In their post Avast says: “While the U.S. and other central and eastern European countries, including Poland and Romania have also been affected, the number of encounters in these countries, including the U.S., were much lower than what we have observed in Russia. However, at the time of writing, we calculate a detection rate of only one percent or less in each of these regions.”

However, after publishing their blog, Avast clarified their remarks to Salted Hash. What they’re reporting are attempts, not actual infections.

In a statement, the company said that the “percentages provided are for blocked attempts.”

Check Point also reported that BadRabbit was detected in the U.S. (Credit: Chris Bing, CyberScoopNews)

However, the malware research team lead at Check Point, Yaniv Balmas, said that these detections came from the logs on threat emulation devices. For those who don’t know, these devices act as a sandbox, and protect Check Point customers by emulating files sent to them via email or the web.

“The fact we are seeing logs from these devices means that the Bad Rabbit files were present at several of our US clients networks,” Balmas said.

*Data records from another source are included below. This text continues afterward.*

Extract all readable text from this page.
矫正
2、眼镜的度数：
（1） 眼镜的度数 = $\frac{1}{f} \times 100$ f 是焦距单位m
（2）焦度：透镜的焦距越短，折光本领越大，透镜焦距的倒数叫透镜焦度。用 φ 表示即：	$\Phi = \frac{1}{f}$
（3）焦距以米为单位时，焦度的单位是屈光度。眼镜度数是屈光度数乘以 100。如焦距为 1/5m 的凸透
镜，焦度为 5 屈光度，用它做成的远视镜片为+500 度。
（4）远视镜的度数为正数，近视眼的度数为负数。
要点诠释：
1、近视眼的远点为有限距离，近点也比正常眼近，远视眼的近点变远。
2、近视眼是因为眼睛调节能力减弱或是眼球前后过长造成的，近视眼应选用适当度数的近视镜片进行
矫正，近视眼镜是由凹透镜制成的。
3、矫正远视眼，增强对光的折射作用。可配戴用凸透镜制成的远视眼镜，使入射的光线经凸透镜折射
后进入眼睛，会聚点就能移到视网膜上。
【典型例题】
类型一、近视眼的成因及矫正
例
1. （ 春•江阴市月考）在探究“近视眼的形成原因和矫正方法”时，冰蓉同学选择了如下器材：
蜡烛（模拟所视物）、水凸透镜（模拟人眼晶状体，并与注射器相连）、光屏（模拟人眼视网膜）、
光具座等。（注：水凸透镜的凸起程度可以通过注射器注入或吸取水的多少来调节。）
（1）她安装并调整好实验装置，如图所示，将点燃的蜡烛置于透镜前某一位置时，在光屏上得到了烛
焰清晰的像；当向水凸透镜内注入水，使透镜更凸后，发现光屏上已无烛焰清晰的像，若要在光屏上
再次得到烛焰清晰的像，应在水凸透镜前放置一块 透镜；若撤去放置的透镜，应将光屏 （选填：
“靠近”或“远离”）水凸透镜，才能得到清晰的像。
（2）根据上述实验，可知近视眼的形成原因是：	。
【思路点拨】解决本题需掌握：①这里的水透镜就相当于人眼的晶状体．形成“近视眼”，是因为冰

So, if the BadRabbit files were in the sandbox, then once more we’re talking detections, not infections – an observation that Check Point confirmed to Salted Hash.

This is a good thing, but it isn’t an excuse to ignore the problem. The running advice for administrators the world over still stands: Check your backups; confirm they are running and current; now test them. Do this on a regular basis.